Couple that vastly improved latency with motion technology unlike any other, and Dynisma’s simulators can give drivers the sort of seat time that almost mirrors the real world.
“Fundamentally, our Motion Generator technology allows the driver to feel the car in a way that other simulators don’t,” Warne says. “That means the driver is able to drive the simulator in the same way as they are the real car.
“If you imagine the recent world champions and everybody on the current F1 grid and F2, F3, all of those drivers have typically been driving cars or karts of some description since they were really, really young, and they learned to be at one with those machines. They’re connected to them directly, and they feel every little movement, every vibration that’s going on in that car. And even if they can’t describe how they’re responding to it, they have learned to respond to all of those stimuli.
“They hear it, but they also feel it. So the driver really feels the feedback from the motion system in two ways. One is through touch; a bit of pressure or vibrations they’re feeling through their backside, and then the other is through the vestibular system – these are the organs in your inner ear that help you balance, but they also help you detect movement.”

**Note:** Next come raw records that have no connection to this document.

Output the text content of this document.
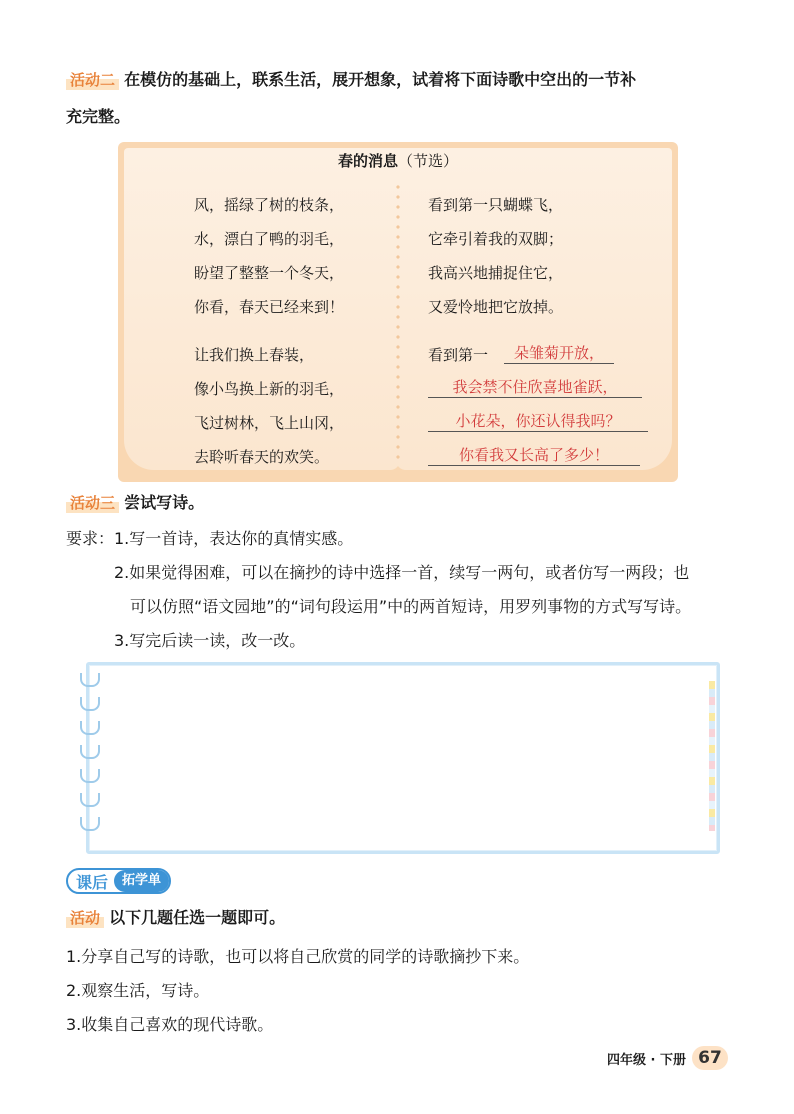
活动二 在模仿的基础上，联系生活，展开想象，试着将下面诗歌中空出的一节补
充完整。
春的消息（节选）
风，摇绿了树的枝条，
水，漂白了鸭的羽毛，
盼望了整整一个冬天，
你看，春天已经来到！
看到第一只蝴蝶飞，
它牵引着我的双脚；
我高兴地捕捉住它，
又爱怜地把它放掉。
让我们换上春装，
像小鸟换上新的羽毛，
飞过树林，飞上山冈，
去聆听春天的欢笑。
看到第一	朵雏菊开放，
我会禁不住欣喜地雀跃，
小花朵，你还认得我吗？
你看我又长高了多少！
活动三 尝试写诗。
要求：1.写一首诗，表达你的真情实感。
2.如果觉得困难，可以在摘抄的诗中选择一首，续写一两句，或者仿写一两段；也
可以仿照“语文园地”的“词句段运用”中的两首短诗，用罗列事物的方式写写诗。
3.写完后读一读，改一改。
课后	拓学单
活动 以下几题任选一题即可。
1.分享自己写的诗歌，也可以将自己欣赏的同学的诗歌摘抄下来。
2.观察生活，写诗。
3.收集自己喜欢的现代诗歌。
四年级 · 下册 67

Dynisma’s technology means that simulation is at a near-perfect level, to the point where it serves as the intermediary between two physical elements: the wind tunnel and the track itself.
Results from developments prototyped with scale models are replicated in the simulator to validate them before the car hits the track. Once it does, the real world performance is back-to-backed with the expectations from the sim to correlate the data, ensuring that all lines up as expected.
“Basically, the wind tunnel is only ever an approximation,” Warne says. “So the simulator is a tool that brings together all the data that the team has about the car and allows the driver to drive it and to do experiments on what’s coming up next, or look forward to next year.
“But it can only ever be as correct as the data that’s put into it, and that’s why teams will have tens of people in the aerodynamics department, tens of people in vehicle dynamics departments and vehicle modeling, and a big part of their role is to understand the physics of the car, understand how it behaves, and in part, to be able to put that in the simulator.”